One witness identified twenty-one emails that were believed to be both substantially probative and relevant, yet counsel did not produce the emails or conduct a further search. After the trial, Qualcomm’s general counsel “admitted Qualcomm had thousands of relevant unproduced documents and that their review of these documents ‘revealed facts that appear to be inconsistent with certain arguments that [counsel] made on Qualcomm’s behalf at trial and in the equitable hearing following trial’ ” There were over 46,000 such documents. The Court further noted:

It is inconceivable that these talented, well-educated, and experienced lawyers failed to discover through their interactions with Qualcomm any facts or issues that caused (or should have caused) them to question the sufficiency of Qualcomm’s document search and production…the Court finds that these attorneys did not conduct a reasonable inquiry into the adequacy of Qualcomm’s document search and production and, accordingly, they are responsible, along with Qualcomm, for the monumental discovery violation.

The Court ordered Qualcomm to pay $8.5M to Broadcom but, because “the attorneys’ fees sanction is so large,” the Court declined to fine Qualcomm, noting that, “If the imposition of an $8.5 million dollar sanction does not change Qualcomm’s conduct, the Court doubts that an additional fine would do so.”

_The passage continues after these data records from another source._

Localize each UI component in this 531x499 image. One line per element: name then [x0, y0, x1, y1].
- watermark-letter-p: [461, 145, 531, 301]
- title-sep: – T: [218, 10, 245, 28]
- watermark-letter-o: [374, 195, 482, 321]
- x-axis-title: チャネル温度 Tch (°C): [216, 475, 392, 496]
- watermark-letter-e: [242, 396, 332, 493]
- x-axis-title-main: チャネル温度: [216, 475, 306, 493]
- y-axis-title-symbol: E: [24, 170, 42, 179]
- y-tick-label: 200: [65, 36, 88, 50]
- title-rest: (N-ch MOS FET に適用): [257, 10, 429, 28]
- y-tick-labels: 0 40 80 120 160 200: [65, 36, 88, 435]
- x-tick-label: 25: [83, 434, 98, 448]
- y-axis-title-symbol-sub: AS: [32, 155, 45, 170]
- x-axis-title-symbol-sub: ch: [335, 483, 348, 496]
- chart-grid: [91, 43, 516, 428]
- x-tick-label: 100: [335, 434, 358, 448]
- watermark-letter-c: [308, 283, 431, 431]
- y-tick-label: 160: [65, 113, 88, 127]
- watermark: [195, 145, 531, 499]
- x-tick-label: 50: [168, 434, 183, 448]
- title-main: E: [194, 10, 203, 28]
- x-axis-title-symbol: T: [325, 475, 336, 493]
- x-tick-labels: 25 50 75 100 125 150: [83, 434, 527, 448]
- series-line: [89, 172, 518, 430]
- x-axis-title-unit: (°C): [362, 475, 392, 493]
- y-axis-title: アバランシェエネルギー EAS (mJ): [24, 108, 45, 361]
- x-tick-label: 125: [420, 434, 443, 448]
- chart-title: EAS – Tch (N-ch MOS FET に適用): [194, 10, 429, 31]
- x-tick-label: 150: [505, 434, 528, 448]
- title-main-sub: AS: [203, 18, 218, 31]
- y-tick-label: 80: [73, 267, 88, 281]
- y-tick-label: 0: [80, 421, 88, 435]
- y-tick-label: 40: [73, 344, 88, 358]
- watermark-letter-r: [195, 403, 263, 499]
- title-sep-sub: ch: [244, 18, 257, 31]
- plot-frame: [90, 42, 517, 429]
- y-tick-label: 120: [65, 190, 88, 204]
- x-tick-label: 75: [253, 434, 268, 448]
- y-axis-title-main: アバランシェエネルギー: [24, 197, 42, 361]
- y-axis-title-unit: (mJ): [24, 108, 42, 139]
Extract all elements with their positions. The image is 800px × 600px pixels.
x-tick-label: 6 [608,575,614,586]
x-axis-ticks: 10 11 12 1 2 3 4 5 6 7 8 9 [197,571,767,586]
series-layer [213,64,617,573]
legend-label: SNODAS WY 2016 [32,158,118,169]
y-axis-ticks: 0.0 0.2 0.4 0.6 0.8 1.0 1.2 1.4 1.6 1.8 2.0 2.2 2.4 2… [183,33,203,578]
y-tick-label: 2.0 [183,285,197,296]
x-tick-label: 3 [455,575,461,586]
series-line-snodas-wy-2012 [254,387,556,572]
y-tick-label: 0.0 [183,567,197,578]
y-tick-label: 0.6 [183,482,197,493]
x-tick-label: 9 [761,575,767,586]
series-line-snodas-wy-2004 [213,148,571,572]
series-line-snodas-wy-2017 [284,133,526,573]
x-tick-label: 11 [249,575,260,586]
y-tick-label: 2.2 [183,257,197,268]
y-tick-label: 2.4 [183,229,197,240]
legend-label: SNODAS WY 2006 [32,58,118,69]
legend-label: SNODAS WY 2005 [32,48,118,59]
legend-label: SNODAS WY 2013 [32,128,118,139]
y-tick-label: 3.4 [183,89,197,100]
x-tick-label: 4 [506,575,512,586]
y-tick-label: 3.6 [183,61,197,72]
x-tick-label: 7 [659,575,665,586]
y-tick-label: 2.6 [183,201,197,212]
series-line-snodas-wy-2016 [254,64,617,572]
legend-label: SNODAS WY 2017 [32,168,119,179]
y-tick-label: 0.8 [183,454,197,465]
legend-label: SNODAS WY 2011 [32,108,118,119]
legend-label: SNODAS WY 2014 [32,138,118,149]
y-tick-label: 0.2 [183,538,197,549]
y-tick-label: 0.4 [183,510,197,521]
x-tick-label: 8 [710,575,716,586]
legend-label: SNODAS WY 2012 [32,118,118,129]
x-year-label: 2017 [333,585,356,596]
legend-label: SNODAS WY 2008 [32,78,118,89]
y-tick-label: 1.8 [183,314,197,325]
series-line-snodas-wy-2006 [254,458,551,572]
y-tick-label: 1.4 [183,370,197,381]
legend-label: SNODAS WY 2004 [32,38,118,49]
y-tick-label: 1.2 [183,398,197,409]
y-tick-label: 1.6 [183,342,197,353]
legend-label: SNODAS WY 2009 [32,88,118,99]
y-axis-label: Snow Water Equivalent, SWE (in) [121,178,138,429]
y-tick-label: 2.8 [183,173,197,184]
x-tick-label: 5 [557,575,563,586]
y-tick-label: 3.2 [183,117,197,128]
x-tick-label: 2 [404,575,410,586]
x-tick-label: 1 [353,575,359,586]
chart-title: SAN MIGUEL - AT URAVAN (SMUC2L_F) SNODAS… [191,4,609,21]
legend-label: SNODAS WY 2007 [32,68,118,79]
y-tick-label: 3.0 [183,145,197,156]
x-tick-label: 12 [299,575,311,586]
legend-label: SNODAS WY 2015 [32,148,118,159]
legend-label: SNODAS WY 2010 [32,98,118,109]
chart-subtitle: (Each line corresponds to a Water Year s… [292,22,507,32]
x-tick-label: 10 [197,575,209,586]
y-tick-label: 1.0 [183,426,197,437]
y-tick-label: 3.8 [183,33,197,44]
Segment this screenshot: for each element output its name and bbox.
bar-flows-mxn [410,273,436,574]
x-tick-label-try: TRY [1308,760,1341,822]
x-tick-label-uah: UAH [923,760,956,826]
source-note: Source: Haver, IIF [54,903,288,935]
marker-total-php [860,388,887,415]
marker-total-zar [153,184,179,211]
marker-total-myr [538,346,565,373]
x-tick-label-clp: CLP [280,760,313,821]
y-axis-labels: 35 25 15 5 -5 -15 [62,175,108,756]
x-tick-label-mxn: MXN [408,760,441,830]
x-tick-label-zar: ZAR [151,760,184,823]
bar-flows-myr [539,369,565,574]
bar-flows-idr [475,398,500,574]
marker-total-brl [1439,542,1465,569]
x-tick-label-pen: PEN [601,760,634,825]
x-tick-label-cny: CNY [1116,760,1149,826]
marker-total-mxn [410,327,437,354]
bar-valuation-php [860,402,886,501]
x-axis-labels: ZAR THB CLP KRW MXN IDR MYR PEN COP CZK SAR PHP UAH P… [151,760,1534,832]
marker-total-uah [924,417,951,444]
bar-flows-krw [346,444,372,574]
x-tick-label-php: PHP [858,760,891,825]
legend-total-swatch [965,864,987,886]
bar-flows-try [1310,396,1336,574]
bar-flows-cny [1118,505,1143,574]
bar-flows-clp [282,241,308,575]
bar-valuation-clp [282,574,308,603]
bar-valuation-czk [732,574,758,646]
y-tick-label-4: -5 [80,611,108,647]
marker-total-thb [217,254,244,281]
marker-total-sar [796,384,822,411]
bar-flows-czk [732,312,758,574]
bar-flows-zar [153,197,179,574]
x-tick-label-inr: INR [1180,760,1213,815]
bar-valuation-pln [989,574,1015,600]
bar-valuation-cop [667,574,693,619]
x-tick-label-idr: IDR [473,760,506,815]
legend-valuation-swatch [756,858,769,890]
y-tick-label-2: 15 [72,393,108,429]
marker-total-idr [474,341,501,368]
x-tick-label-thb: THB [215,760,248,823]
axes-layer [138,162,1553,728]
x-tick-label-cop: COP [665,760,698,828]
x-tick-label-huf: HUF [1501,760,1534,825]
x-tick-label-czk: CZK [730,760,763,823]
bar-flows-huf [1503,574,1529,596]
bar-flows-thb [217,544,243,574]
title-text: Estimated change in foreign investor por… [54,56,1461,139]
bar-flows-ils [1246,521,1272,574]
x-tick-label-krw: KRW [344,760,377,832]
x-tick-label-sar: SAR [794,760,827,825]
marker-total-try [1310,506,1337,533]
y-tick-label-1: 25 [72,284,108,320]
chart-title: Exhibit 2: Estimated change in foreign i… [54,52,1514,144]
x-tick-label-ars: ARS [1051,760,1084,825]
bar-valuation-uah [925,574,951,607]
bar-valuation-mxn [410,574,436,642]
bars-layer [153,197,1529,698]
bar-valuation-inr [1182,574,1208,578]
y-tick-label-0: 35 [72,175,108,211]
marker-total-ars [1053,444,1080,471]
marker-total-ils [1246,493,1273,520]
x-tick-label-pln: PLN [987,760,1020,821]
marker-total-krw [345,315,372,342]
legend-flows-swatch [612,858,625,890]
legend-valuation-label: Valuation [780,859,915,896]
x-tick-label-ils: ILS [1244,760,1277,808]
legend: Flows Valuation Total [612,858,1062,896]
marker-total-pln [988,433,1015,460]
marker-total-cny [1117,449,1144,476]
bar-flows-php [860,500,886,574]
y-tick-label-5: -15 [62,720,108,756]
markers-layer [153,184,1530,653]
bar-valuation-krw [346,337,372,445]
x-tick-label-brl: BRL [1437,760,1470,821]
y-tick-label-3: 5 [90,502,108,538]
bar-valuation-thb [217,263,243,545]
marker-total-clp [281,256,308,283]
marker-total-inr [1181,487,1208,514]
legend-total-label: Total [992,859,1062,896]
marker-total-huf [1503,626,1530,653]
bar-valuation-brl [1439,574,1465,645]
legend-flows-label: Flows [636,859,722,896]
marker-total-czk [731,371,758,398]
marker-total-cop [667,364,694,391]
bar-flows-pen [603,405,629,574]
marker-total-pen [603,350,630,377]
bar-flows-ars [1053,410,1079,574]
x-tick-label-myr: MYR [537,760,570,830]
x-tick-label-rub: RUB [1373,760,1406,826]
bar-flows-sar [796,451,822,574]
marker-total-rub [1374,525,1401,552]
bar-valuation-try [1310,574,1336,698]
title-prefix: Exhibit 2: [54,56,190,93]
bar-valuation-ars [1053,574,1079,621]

The court referred six attorneys to the attorney regulation counsel, finding:

the Sanctioned Attorneys assisted Qualcomm in committing this incredible discovery violation by intentionally hiding or recklessly ignoring relevant documents, ignoring or rejecting numerous warning signs…the Sanctioned Attorneys then used this lack of evidence to repeatedly and forcefully make false statements and arguments to the court and jury.